SENTENCIA CONSTITUCIONAL PLURINACIONAL 0389/2021-S3
Fecha: 29-Jul-2021
III.2. Análisis del caso concreto
La problemática traída en revisión centra su análisis en las medidas de hecho en las que supuestamente los accionados como propietarios del bien inmueble donde el peticionante de tutela alquiló una tienda para el funcionamiento de su empresa dedicada a la venta de artículos de variedad, habrían incurrido al no dejarlo ingresar al mismo, saliendo los dueños solo para amenazarlo, habiendo cerrado por dentro la puerta de acceso, cambiado las chapas y seguros, y quitando sus letreros; asimismo, se quedaron con su mercancía, documentos y dinero que tenían en la caja, momento desde el cual se encuentran en la calle sin poder trabajar ni ejercer el comercio que es el único medio de su subsistencia.

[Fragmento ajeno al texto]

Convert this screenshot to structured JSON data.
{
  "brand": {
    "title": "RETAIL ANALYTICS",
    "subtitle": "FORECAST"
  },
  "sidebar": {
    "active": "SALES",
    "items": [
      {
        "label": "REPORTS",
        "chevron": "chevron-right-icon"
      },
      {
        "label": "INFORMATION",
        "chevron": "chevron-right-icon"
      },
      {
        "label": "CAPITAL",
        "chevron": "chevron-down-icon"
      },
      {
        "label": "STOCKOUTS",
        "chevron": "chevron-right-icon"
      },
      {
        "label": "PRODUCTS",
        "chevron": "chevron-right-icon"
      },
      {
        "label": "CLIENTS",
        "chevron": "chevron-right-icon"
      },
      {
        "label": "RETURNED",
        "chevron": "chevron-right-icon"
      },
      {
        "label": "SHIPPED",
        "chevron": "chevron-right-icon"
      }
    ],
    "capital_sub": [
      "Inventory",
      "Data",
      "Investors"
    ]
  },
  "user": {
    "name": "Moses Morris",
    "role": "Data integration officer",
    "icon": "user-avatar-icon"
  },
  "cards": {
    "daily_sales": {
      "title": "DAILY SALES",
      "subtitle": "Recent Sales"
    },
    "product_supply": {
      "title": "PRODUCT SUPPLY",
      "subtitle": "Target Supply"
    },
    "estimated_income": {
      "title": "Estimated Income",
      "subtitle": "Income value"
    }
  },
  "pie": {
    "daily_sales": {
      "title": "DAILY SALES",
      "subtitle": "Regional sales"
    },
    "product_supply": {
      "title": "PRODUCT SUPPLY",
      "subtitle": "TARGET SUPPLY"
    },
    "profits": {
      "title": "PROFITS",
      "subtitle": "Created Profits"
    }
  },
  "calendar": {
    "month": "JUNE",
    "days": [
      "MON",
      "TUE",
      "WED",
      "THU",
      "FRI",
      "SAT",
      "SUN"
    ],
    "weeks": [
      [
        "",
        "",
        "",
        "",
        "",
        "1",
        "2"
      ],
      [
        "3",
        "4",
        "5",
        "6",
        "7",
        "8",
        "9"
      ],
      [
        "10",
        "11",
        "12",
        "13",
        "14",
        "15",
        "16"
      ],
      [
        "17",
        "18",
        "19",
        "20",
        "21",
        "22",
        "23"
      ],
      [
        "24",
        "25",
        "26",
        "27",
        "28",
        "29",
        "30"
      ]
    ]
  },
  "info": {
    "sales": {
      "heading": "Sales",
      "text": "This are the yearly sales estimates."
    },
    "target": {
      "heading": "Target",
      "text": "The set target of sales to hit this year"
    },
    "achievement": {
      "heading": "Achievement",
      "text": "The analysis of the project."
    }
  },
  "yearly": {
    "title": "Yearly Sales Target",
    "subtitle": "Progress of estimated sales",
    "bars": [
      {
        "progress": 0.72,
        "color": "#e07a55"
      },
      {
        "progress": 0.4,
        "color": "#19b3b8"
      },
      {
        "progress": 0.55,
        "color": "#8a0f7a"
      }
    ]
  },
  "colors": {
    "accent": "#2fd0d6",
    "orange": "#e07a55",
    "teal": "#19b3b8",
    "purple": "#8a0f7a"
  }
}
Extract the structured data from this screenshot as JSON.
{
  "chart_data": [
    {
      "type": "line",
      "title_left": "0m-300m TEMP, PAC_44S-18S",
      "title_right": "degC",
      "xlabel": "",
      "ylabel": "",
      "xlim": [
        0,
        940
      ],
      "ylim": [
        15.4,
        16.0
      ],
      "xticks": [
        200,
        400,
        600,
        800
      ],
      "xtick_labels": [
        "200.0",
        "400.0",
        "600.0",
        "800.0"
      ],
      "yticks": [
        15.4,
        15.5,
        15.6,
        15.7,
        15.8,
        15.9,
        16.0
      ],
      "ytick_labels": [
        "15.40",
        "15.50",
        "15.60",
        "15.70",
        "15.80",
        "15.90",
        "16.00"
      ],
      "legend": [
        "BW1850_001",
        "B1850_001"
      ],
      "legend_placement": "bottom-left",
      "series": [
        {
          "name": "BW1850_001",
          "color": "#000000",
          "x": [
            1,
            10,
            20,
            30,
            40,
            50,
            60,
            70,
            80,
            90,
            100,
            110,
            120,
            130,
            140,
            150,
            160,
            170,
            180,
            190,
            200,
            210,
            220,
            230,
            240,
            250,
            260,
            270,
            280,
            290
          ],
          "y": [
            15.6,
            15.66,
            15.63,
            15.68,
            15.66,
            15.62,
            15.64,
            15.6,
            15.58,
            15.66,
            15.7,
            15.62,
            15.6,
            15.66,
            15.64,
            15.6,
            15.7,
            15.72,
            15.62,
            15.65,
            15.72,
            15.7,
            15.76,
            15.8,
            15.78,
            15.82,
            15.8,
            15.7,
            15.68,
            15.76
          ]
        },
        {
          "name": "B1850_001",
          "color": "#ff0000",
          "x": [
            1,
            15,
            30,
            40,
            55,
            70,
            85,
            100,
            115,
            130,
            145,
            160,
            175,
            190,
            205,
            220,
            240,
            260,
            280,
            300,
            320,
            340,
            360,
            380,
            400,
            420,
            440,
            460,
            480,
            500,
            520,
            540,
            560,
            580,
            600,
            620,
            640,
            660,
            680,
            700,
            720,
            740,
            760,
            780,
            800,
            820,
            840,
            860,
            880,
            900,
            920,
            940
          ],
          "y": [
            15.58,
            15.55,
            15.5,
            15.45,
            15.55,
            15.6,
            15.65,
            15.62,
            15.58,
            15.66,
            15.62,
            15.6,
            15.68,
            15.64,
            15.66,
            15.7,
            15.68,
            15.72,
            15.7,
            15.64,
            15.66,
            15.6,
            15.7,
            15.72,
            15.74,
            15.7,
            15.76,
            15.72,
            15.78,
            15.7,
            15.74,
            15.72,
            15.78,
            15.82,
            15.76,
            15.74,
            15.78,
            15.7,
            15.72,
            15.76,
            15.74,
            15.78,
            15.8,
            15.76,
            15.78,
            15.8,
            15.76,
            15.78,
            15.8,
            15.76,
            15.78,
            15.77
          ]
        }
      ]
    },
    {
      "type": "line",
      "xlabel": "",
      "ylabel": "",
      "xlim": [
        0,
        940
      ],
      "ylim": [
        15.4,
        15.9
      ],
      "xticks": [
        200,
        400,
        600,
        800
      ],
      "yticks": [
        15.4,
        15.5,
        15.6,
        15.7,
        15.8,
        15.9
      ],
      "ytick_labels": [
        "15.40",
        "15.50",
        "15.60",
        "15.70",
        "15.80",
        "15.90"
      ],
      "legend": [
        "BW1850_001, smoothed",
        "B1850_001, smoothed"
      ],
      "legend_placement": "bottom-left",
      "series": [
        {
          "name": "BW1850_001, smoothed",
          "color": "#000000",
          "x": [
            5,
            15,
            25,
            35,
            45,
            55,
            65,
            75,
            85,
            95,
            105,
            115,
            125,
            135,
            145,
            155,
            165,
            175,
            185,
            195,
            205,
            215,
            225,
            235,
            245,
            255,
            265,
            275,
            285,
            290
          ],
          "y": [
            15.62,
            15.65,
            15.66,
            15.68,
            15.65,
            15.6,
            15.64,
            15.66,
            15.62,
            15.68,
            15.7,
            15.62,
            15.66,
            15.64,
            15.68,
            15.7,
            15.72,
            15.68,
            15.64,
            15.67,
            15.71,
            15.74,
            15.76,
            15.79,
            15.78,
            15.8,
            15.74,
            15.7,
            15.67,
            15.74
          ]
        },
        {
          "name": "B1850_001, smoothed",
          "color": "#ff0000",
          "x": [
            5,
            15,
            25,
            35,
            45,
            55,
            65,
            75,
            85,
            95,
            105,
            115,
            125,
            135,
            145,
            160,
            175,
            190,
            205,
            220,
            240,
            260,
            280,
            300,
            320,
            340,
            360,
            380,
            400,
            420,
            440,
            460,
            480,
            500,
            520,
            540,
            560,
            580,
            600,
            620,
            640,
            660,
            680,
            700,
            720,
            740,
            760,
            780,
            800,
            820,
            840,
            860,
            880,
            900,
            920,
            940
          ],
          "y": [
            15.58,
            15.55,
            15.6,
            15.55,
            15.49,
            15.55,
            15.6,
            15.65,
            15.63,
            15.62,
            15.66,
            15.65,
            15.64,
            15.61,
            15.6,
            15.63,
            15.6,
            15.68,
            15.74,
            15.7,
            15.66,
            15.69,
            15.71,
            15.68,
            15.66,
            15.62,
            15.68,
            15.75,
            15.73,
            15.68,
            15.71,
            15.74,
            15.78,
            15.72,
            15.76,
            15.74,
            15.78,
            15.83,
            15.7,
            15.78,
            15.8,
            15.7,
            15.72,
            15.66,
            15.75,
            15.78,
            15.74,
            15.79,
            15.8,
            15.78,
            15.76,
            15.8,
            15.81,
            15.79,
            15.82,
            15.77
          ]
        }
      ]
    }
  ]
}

Teniendo en cuenta la temática a analizar, cabe señalar que si bien el accionante en gran parte de su postulación hizo referencia a una serie de actuaciones en la que los demás inquilinos de las tiendas de a lado supuestamente habrían incurrido a fin de no dejarlo ejercer su actividad, la problemática antes delimitada se circunscribió únicamente a la denuncia realizada respecto a los dueños del inmueble; toda vez que, estos fueron los únicos accionados en la presente acción tutelar, pese a conocer con exactitud la identidad de los demás inquilinos sobre quienes se concentró la mayor parte de su denuncia, no pudiéndose en esta parte aplicar la flexibilización en la legitimación pasiva, por cuanto la misma, conforme se tiene del Fundamento Jurídico III.1 de este fallo constitucional, es de carácter excepcional cuando por las particularidades del caso no es posible identificar a las personas que asumieron las vías de hecho, lo que en el presente caso no ocurrió, aspecto a partir del cual, la supuesta existencia de las medidas de hecho será analizada en función a la denuncia realizada respecto a los propietarios del inmueble, sobre quienes se reclamó el cierre del acceso principal, el cambio de chapas y seguros, etc.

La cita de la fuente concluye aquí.